AD and Secret Server Overview

Before synchronizing or creating users, you need to create a secret to be used as the "sync secret." This secret should contain Domain Admin credentials (or an account with appropriate permissions to search and view the attributes to all your organization's users and groups).

Secret Server integrates with Active Directory (AD) to streamline user authentication and management. Here are some key points about this integration:

  • User Authentication: Secret Server allows users to log in using their Active Directory credentials. This simplifies the login process and enhances security by leveraging existing AD authentication mechanisms.
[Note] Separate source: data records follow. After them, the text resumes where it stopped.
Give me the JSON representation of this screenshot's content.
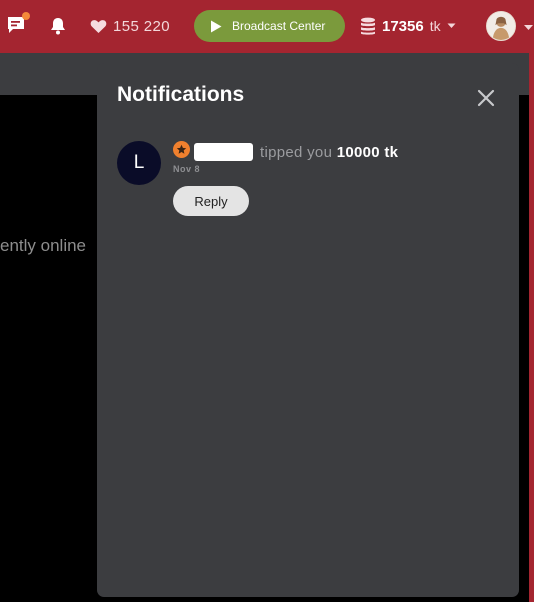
{
  "topbar": {
    "likes_count": "155 220",
    "broadcast_label": "Broadcast Center",
    "tokens_amount": "17356",
    "tokens_unit": "tk",
    "icons": [
      "chat-icon",
      "bell-icon",
      "heart-icon",
      "play-icon",
      "coins-icon",
      "chevron-down-icon"
    ]
  },
  "background": {
    "side_text": "ently online"
  },
  "notifications": {
    "title": "Notifications",
    "items": [
      {
        "message": "tipped you",
        "amount": "10000 tk",
        "date": "Nov 8",
        "avatar_letter": "L",
        "reply_label": "Reply"
      }
    ]
  },
  "colors": {
    "topbar": "#A42530",
    "broadcast_button": "#7B9A3C",
    "panel": "#3C3D40",
    "badge": "#F0802E"
  }
}
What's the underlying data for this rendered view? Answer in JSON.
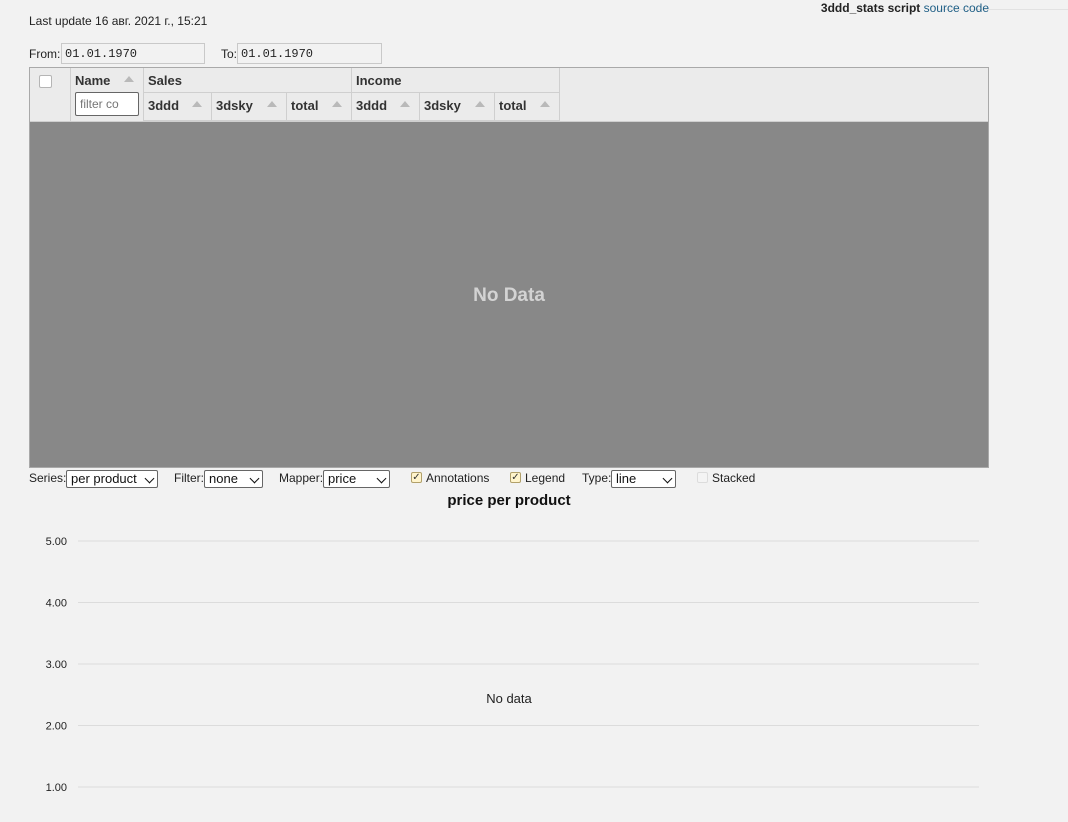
{
  "header": {
    "last_update": "Last update 16 авг. 2021 г., 15:21",
    "script_name": "3ddd_stats script",
    "source_link": "source code"
  },
  "date_range": {
    "from_label": "From:",
    "from_value": "01.01.1970",
    "to_label": "To:",
    "to_value": "01.01.1970"
  },
  "grid": {
    "columns": {
      "name": "Name",
      "name_filter_placeholder": "filter co",
      "sales_group": "Sales",
      "income_group": "Income",
      "sales_3ddd": "3ddd",
      "sales_3dsky": "3dsky",
      "sales_total": "total",
      "income_3ddd": "3ddd",
      "income_3dsky": "3dsky",
      "income_total": "total"
    },
    "empty_message": "No Data"
  },
  "controls": {
    "series_label": "Series:",
    "series_value": "per product",
    "filter_label": "Filter:",
    "filter_value": "none",
    "mapper_label": "Mapper:",
    "mapper_value": "price",
    "annotations_label": "Annotations",
    "annotations_checked": true,
    "legend_label": "Legend",
    "legend_checked": true,
    "type_label": "Type:",
    "type_value": "line",
    "stacked_label": "Stacked",
    "stacked_checked": false
  },
  "chart_data": {
    "type": "line",
    "title": "price per product",
    "empty_message": "No data",
    "ylim": [
      0.5,
      5.0
    ],
    "y_ticks": [
      5.0,
      4.0,
      3.0,
      2.0,
      1.0
    ],
    "y_tick_labels": [
      "5.00",
      "4.00",
      "3.00",
      "2.00",
      "1.00"
    ],
    "grid": true,
    "series": []
  }
}
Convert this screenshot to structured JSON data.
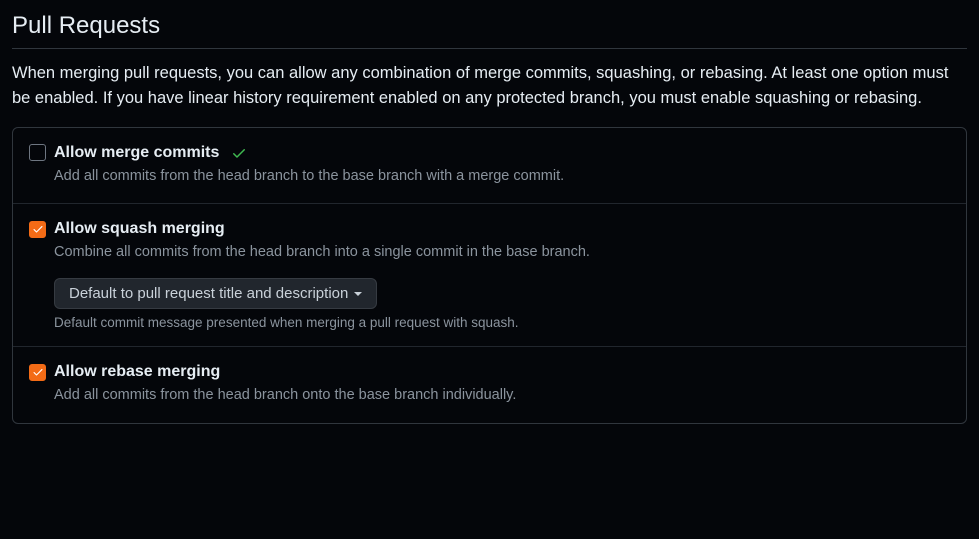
{
  "section": {
    "title": "Pull Requests",
    "description": "When merging pull requests, you can allow any combination of merge commits, squashing, or rebasing. At least one option must be enabled. If you have linear history requirement enabled on any protected branch, you must enable squashing or rebasing."
  },
  "options": {
    "merge_commits": {
      "checked": false,
      "label": "Allow merge commits",
      "description": "Add all commits from the head branch to the base branch with a merge commit.",
      "recently_saved": true
    },
    "squash_merging": {
      "checked": true,
      "label": "Allow squash merging",
      "description": "Combine all commits from the head branch into a single commit in the base branch.",
      "dropdown_selected": "Default to pull request title and description",
      "dropdown_help": "Default commit message presented when merging a pull request with squash."
    },
    "rebase_merging": {
      "checked": true,
      "label": "Allow rebase merging",
      "description": "Add all commits from the head branch onto the base branch individually."
    }
  }
}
  • User and Group Synchronization: Before synchronizing or creating users, a "sync secret" containing Domain Admin credentials (or an account with appropriate permissions) must be created. This enables Secret Server to search and view attributes for all users and groups within the organization.

  • Role-Based Access Control (RBAC): Secret Server uses RBAC to control user rights and privileges. This feature allows administrators to enforce least privilege and segregation of duties on privileged accounts. Users and groups are assigned to roles that define their permissions within the system, ensuring that access is granted strategically and securely.

  • Azure Active Directory Integration: Secret Server can also integrate with Azure Active Directory, requiring .NET Framework version 4.8 or later. This integration allows for seamless management of users and groups in cloud environments.

  • User Lockout Protection - When enabled, synchronization will not disable the domain's users if it would result in every user in this domain being disabled.